Dessa forma, percebemos que as decisões em relação aos mais diversos investimentos foram fundamentadas de acordo com o potencial da propriedade e capacidade de planejamento do administrador e responsável pelo leite, o engenheiro agrônomo Fernando. É perceptível a sua habilidade na condução de projetos extremamente técnicos, como o recém-implantado sistema de manejo de dejetos e produção de farelo de soja, por exemplo. Além dessas particularidades, nos chamou muito a atenção a maneira como Fernando conduz a manutenção de todas as máquinas e equipamentos da propriedade.
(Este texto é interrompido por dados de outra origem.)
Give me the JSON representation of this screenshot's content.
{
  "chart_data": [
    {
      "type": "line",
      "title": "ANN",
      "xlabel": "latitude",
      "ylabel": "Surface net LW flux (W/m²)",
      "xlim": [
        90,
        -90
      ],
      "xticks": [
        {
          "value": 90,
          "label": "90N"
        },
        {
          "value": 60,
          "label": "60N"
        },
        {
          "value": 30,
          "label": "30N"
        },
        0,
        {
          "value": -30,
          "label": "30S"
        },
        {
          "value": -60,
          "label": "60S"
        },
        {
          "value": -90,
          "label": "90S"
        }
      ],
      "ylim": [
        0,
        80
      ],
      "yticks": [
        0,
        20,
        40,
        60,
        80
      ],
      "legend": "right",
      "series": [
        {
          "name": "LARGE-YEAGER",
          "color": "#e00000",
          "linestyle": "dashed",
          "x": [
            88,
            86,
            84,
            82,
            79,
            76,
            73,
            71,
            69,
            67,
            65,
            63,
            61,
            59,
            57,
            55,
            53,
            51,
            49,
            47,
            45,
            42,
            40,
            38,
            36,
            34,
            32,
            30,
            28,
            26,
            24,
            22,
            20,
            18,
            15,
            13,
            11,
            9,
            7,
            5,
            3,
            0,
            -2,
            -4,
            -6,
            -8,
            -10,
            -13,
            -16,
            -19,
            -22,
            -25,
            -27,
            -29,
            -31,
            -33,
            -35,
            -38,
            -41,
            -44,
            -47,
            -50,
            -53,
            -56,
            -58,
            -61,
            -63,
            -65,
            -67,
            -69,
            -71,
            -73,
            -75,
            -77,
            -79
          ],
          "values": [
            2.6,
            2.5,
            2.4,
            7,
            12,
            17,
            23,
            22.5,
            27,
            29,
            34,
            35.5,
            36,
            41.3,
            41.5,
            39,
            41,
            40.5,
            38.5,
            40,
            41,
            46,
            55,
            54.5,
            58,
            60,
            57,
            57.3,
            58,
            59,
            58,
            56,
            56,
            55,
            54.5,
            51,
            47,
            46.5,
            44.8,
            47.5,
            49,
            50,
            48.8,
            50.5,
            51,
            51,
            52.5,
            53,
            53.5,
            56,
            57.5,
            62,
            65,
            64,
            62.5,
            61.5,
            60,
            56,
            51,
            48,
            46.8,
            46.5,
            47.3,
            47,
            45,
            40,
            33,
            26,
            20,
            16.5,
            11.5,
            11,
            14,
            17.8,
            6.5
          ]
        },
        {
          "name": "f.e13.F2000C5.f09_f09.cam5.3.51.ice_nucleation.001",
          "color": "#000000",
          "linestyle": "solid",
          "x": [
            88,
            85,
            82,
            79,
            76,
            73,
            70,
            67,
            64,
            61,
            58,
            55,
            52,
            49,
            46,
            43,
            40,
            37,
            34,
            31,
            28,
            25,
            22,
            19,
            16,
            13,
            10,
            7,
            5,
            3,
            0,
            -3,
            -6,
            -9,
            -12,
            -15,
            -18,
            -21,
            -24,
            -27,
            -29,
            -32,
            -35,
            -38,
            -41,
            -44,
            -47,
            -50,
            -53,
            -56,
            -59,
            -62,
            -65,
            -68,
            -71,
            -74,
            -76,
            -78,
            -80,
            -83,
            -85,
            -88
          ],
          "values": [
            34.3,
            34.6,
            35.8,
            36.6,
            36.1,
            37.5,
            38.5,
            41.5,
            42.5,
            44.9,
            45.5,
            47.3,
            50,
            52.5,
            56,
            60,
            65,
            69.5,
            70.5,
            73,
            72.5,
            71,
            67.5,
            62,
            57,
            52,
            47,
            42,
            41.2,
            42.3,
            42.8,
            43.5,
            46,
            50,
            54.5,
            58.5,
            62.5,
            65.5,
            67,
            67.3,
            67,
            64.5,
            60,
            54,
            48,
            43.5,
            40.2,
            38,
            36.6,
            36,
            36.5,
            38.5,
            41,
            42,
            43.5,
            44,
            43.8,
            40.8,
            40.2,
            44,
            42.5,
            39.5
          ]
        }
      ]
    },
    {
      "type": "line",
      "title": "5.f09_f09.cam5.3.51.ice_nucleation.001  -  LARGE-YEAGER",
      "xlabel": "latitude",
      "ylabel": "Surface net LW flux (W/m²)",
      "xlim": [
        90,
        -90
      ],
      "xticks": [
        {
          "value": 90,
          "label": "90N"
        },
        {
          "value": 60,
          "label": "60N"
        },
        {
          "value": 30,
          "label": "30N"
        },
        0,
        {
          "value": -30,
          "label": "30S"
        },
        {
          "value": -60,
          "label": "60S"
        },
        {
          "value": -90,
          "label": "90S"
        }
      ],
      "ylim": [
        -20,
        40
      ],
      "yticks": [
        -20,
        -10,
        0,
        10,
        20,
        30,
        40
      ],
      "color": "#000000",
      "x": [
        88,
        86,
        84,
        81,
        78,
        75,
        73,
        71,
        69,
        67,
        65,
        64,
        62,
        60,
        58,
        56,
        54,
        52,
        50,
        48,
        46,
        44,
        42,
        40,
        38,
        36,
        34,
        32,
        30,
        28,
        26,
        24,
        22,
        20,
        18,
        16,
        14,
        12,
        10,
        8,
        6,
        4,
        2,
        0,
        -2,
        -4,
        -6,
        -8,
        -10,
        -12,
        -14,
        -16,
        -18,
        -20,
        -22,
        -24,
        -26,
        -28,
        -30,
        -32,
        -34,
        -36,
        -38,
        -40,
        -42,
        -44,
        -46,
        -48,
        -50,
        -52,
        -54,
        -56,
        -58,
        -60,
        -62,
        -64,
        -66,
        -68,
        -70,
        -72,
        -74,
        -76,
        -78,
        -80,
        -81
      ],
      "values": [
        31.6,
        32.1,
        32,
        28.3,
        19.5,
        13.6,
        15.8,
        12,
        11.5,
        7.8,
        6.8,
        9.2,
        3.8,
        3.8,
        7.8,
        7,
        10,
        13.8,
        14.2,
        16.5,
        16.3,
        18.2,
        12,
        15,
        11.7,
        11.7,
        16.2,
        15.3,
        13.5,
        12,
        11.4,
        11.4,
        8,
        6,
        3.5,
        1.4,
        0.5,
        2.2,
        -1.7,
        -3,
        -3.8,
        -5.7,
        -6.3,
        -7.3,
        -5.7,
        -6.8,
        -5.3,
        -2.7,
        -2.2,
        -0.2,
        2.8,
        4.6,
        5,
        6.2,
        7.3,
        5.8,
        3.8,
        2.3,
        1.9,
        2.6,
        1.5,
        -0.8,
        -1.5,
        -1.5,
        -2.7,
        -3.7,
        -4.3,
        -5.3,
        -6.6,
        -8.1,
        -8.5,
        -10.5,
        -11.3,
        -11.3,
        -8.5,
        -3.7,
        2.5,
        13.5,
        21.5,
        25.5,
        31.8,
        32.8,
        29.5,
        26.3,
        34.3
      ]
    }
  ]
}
Também, com exceção de defensivos agrícolas e fertilizantes químicos, praticamente tudo é produzido na fazenda ou mantido pelos proprietários. Segundo Fernando, quem tem um sistema de produção como o da Santa Isidoro não pode depender de assistência técnica terceirizada. Na fazenda, a manutenção da ordenha, máquinas, vagão forrageiro e equipamento é feita pelo próprio dono. “Não posso ficar esperando 5 dias pela solução e resolução de um problema cujo técnico precise vir de fora do Estado, por exemplo. Se eu agir dessa forma, meu negócio fica comprometido”. Tal dificuldade e demanda fez de Fernando um expert em soluções de desafios. Este espírito é facilmente compreendido quando avaliamos sua vida pessoal e carreira como piloto de corridas (Kart e Fórmula Ford). No meio de tratores, semeadoras e grandes colhedeiras, encontramos uma oficina fechada por uma grande porta corrediça. Fomos convidados a entrar, e dentro nos deparamos com diversos cockpits sob cavaletes, motores expostos, peças, pneus, rolamentos e engrenagens, além de uma vastidão de troféus e galeria de fotos de corrida. Premiações e conquistas de Fernando e de seu irmão... Paixão pelo resultado, pela eficiência, pela precisão e planejamento. Atributos de muitos campeões das pistas. “Para quem monta isso, desmontar uma ordenha é tranquilo”, completou Fernando ao ver minha expressão de espanto. Realmente. Os Stedile... são diferentes.